Définir « ad hominem »

En latin, « ad hominem » signifie « à l’homme » ou « à la personne », et a lieu à chaque fois que vous vous attaquez à votre interlocuteur. Ce point est extrêmement important. Pour qu’un argument soit ad hominem, il doit verbalement attaquer l’interlocuteur. Dans ce sens, des attaques contre l’intelligence du personne, ou sa race, son genre, son apparence, sa morale, etc. sont toutes à considérer comme de l’ad hominem. Mais des attaques contre les arguments donnés par la personne ne sont pas de l’ad hominem (même si elles peuvent être écrites dans un style agressif). Cela peut sembler simple, et d’ailleurs ça l’est, mais il semble pourtant que les gens ont beaucoup de mal à intégrer ce concept et prennent des critiques contre leurs arguments de façon personnelle.

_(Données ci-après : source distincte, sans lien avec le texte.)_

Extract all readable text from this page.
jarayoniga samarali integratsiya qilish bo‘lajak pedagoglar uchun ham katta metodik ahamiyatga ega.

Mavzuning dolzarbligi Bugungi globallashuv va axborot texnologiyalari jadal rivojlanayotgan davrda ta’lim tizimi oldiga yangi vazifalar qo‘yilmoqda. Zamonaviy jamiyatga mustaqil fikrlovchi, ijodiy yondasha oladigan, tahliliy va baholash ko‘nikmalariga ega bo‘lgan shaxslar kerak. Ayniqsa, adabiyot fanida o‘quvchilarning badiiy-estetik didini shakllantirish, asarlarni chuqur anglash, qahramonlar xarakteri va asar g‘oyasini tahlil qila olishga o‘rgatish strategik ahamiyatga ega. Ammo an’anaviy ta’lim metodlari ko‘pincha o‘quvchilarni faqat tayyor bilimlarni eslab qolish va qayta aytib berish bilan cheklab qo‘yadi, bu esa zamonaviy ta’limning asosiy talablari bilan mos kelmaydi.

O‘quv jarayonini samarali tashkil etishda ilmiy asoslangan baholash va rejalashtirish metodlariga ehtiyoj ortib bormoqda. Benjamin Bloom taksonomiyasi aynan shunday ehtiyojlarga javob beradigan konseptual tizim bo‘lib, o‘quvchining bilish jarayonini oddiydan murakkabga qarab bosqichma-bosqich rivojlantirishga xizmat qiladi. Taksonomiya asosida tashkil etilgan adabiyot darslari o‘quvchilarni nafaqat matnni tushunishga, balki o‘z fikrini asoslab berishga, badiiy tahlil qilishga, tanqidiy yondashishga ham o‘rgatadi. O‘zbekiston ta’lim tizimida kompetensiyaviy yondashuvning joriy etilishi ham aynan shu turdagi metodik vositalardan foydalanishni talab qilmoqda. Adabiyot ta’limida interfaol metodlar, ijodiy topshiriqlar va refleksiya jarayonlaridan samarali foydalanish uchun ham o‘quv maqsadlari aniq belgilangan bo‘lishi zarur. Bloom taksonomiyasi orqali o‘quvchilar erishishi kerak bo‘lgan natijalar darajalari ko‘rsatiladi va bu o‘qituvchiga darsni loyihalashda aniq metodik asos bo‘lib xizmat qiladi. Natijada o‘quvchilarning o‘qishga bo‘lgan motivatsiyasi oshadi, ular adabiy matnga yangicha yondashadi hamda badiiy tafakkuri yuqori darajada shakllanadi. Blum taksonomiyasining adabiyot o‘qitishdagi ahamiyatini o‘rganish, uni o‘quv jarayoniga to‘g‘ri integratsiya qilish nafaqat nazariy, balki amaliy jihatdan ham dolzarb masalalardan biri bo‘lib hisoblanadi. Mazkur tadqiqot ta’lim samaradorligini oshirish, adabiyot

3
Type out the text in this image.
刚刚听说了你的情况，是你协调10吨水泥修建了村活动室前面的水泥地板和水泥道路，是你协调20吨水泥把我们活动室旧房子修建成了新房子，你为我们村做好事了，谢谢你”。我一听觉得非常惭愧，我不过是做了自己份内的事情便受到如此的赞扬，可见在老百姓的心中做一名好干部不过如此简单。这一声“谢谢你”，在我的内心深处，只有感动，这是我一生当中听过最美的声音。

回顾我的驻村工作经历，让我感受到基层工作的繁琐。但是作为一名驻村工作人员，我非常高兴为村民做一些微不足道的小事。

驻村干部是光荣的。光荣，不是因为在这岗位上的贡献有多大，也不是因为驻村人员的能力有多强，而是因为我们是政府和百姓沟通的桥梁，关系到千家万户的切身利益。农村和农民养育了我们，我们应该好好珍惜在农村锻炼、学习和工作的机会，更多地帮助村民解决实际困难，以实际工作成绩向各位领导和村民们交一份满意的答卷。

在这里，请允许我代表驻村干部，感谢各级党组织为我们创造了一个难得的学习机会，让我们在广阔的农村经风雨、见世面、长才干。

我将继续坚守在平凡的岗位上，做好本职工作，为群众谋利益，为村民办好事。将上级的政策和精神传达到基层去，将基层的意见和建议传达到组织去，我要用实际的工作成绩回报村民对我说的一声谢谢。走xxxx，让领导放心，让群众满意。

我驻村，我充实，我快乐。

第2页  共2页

Par exemple, dans un récent débat avec quelqu’un qui s’oppose aux OGM, je lui ai demandé de me montrer ses sources, ce à quoi il répondit par un lien vers un article d’opinion écrit pour site web de news. Quand je lui ai expliqué que ce lien n’est pas une source légitime d’information scientifique et n’était donc pas pertinent dans cette discussion, il rétorqua en m’accusant de commettre un sophisme ad hominem.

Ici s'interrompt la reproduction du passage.